Martedì scorso, il desiderio del vescovo, è stato esaudito e l’intera rosa della Torres femminile, accompagnata dal tecnico e dal gruppo dirigenziale, si è recata in Arcivescovado. L’incontro è stato piacevole e significativo. Padre Atzei, grande appassionato di calcio, nonché supertifoso dell’Inter, si è complimentato con le calciatrici sassaresi per l’impresa compiuta ed ha mostrato particolare curiosità per un “pianeta calcistico” molto diverso da quello maschile, dove a farla da padrone sono gli interessi e i denari.
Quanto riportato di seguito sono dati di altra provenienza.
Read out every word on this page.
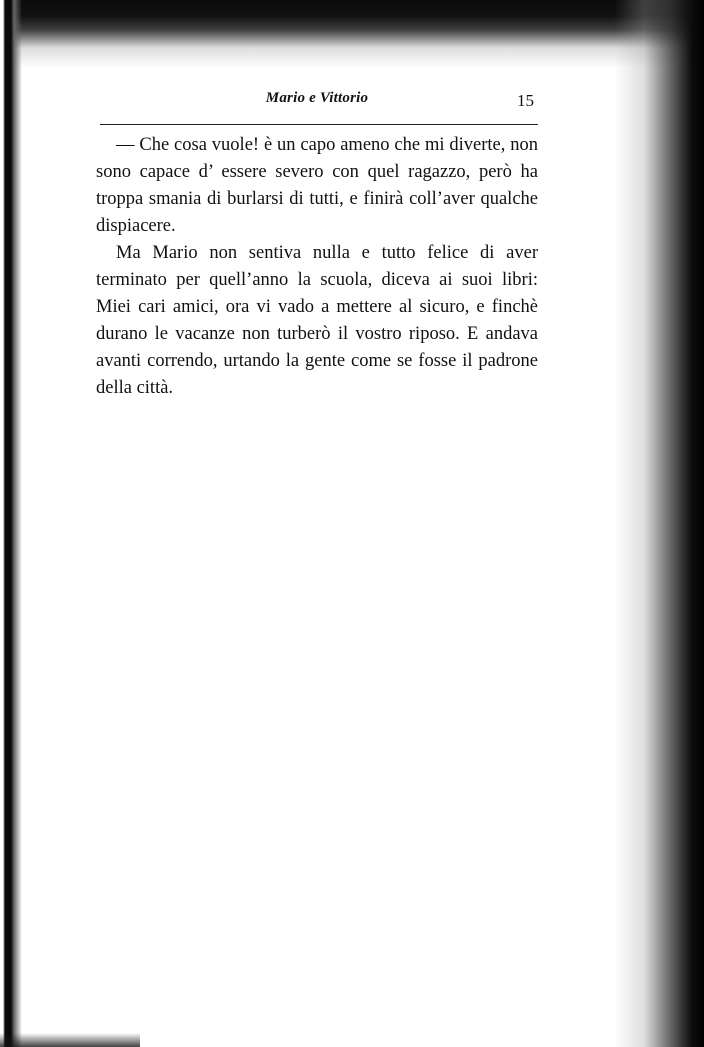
Mario e Vittorio	15

— Che cosa vuole! è un capo ameno che mi diverte, non sono capace d’ essere severo con quel ragazzo, però ha troppa smania di burlarsi di tutti, e finirà coll’aver qualche dispiacere.

Ma Mario non sentiva nulla e tutto felice di aver terminato per quell’anno la scuola, diceva ai suoi libri: Miei cari amici, ora vi vado a mettere al sicuro, e finchè durano le vacanze non turberò il vostro riposo. E andava avanti correndo, urtando la gente come se fosse il padrone della città.
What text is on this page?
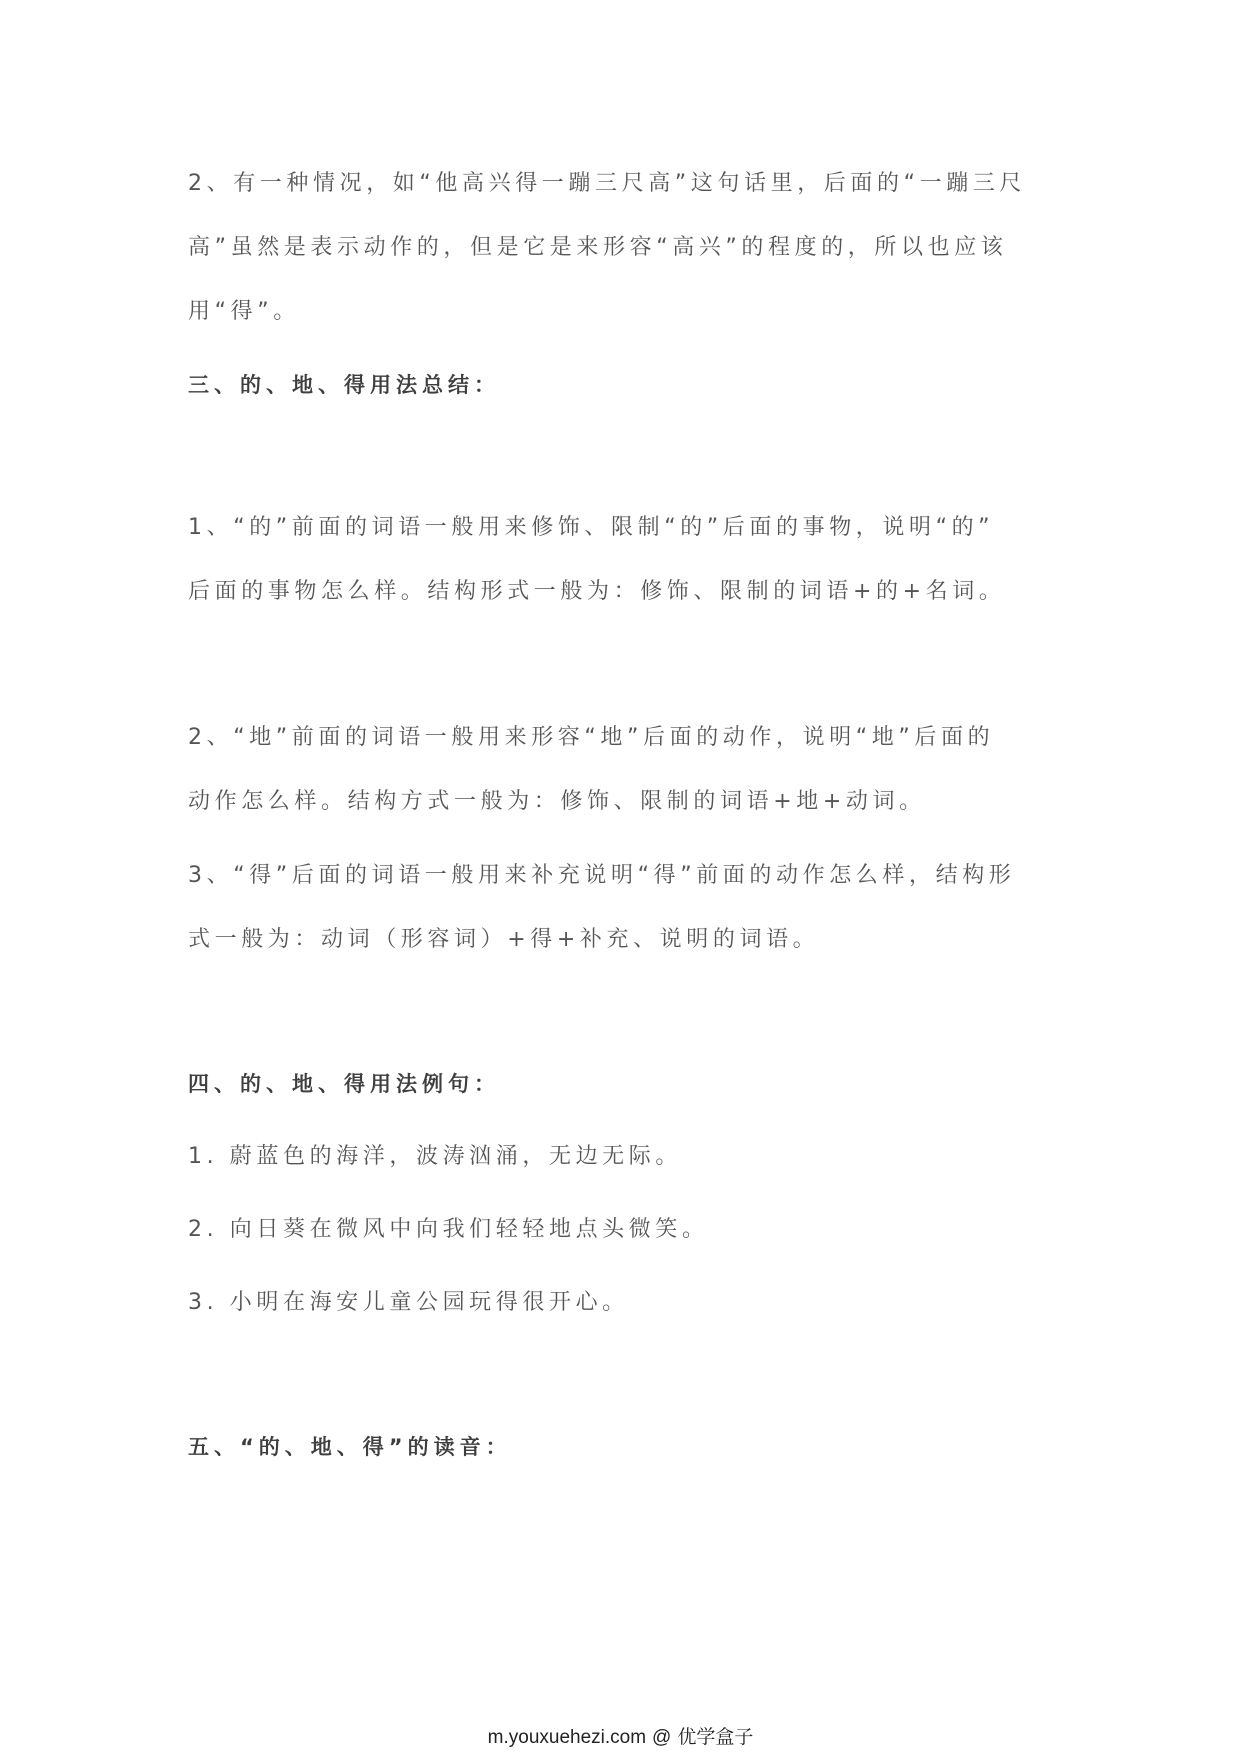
2、有一种情况，如“他高兴得一蹦三尺高”这句话里，后面的“一蹦三尺
高”虽然是表示动作的，但是它是来形容“高兴”的程度的，所以也应该
用“得”。
三、的、地、得用法总结：
1、“的”前面的词语一般用来修饰、限制“的”后面的事物，说明“的”
后面的事物怎么样。结构形式一般为：修饰、限制的词语+的+名词。
2、“地”前面的词语一般用来形容“地”后面的动作，说明“地”后面的
动作怎么样。结构方式一般为：修饰、限制的词语+地+动词。
3、“得”后面的词语一般用来补充说明“得”前面的动作怎么样，结构形
式一般为：动词（形容词）+得+补充、说明的词语。
四、的、地、得用法例句：
1. 蔚蓝色的海洋，波涛汹涌，无边无际。
2. 向日葵在微风中向我们轻轻地点头微笑。
3. 小明在海安儿童公园玩得很开心。
五、“的、地、得”的读音：
m.youxuehezi.com @ 优学盒子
«Il calcio femminile è un esempio di sport pulito, con grandi valori» ha detto Atzei, che si è intrattenuto a dialogare con, il tecnico Salvatore Arca, con tutti i dirigenti e con le giocatrici, invitandole a continuare sulla strada tracciata e facendo loro un grande in bocca al lupo per la fase finale della Coppa Italia, alla quale, le sassaresi prenderanno parte dal 6 al 12 giugno prossimi a Capo d’Orlando in Sicilia. «Portatemi la Coppa» ha detto Atzei alle ragazze rossoblu.